France: Manuel Valls utilise l'article 49.3 pour faire passer la loi Macron

La loi Macron n'aura finalement pas été votée à l'Assemblé nationale. En utilisant l'article 49.3, Manuel Valls a fait passer en force mardi le projet de loi concocté par son ministre de l'économie.

18 févr. 2015, 07:01
En faisant usage de l'article 49.3, Manuel Valls engage la responsabilité de son équipe.

Manuel Valls a été contraint mardi de faire passer en force la loi Macron sur la croissance et l'activité. Face au risque de voir les "frondeurs" du Parti socialiste torpiller un texte qu'il juge crucial pour la crédibilité de sa politique économique, le Premier ministre a conduit le quinquennat de François Hollande dans des eaux inexplorées depuis 2012.

Il avait reçu le feu vert du gouvernement français pour utiliser l'article 49.3 de la Constitution et engager la responsabilité de son équipe. "Une majorité existe vraisemblablement sur ce texte mais elle est incertaine, dès lors je ne prendrai aucun risque, je ne prendrai pas la responsabilité du risque d'un rejet d'un tel projet que je considère comme essentiel pour notre économie", a dit Manuel Valls devant l'Assemblée nationale.

"La gauche gouverne, elle doit assumer ses responsabilités, elle doit les assumer pleinement, et ce gouvernement assume donc pleinement et totalement ses responsabilités. Nous le faisons pour le pays, pour l'intérêt général", a-t-il poursuivi.

Invité de TF1 mardi soir, le Premier ministre a rejeté l'idée que ce recours constitue un "échec". "L'échec, ça aurait été si le texte avait été rejeté", a-t- estimé, disant ne pas vouloir "perdre du temps avec ceux qui ont d'autres objectifs" que l'intérêt des Français.

Motion de censure

Manuel Valls s'est dépensé sans compter ces derniers jours pour mobiliser ses troupes, mais il a estimé que le vote serait trop serré, même avec le renfort des voix des radicaux de gauche et des centristes de droite.

La loi Macron sera adoptée par l'Assemblée sauf si la motion de censure, que l'opposition UMP-UDI a déposée mardi, est adoptée jeudi, ce qui entraînerait la chute du gouvernement. Les députés estiment cependant dans leur immense majorité que la motion sera rejetée.

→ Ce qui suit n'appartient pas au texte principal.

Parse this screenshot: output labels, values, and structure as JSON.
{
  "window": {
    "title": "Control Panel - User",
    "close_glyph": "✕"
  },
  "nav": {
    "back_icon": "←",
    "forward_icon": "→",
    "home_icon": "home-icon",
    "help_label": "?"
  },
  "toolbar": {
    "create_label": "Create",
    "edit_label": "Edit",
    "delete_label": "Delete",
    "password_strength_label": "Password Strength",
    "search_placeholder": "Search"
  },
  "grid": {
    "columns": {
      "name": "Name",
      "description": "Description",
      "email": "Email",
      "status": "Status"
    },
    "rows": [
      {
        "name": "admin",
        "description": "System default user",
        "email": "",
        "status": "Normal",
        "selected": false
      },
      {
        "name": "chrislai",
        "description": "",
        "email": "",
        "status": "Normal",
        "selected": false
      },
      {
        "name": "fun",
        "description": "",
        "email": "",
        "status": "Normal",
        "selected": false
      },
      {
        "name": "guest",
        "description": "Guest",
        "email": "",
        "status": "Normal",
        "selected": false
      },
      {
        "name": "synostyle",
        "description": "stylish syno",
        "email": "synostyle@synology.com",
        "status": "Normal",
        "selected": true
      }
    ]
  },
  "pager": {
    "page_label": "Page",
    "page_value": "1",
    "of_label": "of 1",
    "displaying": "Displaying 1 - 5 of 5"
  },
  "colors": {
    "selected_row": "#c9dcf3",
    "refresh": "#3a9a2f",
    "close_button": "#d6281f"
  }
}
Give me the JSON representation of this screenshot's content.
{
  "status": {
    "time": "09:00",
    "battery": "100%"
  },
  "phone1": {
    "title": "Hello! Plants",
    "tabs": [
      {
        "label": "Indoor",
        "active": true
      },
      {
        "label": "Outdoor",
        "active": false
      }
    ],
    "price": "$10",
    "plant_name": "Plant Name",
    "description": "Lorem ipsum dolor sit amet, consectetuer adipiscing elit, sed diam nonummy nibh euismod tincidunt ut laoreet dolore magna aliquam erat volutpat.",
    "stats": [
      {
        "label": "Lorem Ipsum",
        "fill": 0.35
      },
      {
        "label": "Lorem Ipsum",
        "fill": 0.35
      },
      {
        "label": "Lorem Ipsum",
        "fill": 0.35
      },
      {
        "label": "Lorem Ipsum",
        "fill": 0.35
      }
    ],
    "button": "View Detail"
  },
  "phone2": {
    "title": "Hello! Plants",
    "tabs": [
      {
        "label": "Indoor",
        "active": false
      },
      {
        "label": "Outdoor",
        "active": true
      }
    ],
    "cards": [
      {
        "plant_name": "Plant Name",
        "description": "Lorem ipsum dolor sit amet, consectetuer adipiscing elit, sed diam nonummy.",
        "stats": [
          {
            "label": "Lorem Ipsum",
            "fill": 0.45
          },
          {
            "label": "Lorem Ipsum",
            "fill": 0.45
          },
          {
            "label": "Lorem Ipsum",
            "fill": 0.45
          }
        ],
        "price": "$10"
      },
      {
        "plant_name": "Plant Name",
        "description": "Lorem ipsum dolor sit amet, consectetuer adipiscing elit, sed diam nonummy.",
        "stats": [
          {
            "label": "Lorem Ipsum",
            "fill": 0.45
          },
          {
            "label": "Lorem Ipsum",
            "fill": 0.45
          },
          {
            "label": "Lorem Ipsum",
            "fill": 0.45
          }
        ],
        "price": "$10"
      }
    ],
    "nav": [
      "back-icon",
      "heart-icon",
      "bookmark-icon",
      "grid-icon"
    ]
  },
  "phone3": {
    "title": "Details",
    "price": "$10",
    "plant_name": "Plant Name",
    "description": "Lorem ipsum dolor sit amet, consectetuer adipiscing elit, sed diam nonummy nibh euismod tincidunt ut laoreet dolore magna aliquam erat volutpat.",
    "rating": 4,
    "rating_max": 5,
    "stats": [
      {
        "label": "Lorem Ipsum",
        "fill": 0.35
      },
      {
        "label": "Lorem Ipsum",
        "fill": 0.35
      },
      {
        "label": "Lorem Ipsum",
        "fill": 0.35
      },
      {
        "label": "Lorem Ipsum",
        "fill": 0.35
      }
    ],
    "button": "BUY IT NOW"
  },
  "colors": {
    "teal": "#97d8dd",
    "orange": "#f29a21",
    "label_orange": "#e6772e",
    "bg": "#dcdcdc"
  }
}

Le projet de loi ira ensuite au Sénat avant de revenir à l'Assemblée qui aura le dernier mot et où, selon des membres de la commission des Lois de l'institution, l'article 49.3 pourra à nouveau être utilisé en seconde lecture.

Depuis la révision constitutionnelle de juillet 2008, l'utilisation de cet article est limitée au vote d'un projet de loi de finances ou de financement de la Sécurité sociale ou, une fois par session, au vote d'un autre projet ou proposition de loi.

Travail du dimanche

Le gouvernement français, qui cherche à obtenir de l'Union européenne un nouveau délai pour ramener ses déficits sous la barre des 3% du PIB, entend offrir en échange des réformes économiques, comme la loi Macron. Ce texte comprend une série de mesures, dont l'extension du travail dominical.

Parmi les autres mesures proposées, les tarifs des professions réglementées du droit (commissaires-priseurs judiciaires, greffiers des tribunaux de commerce, huissiers de justice, administrateurs judiciaires, mandataires judiciaires et notaires) seront revus.

La loi prévoit une batterie d'autres réformes, de la libéralisation du transport interurbain par autocars à l'assouplissement des règles de licenciement collectif, en passant par une réforme du permis de conduire afin d'en réduire les délais et le coût.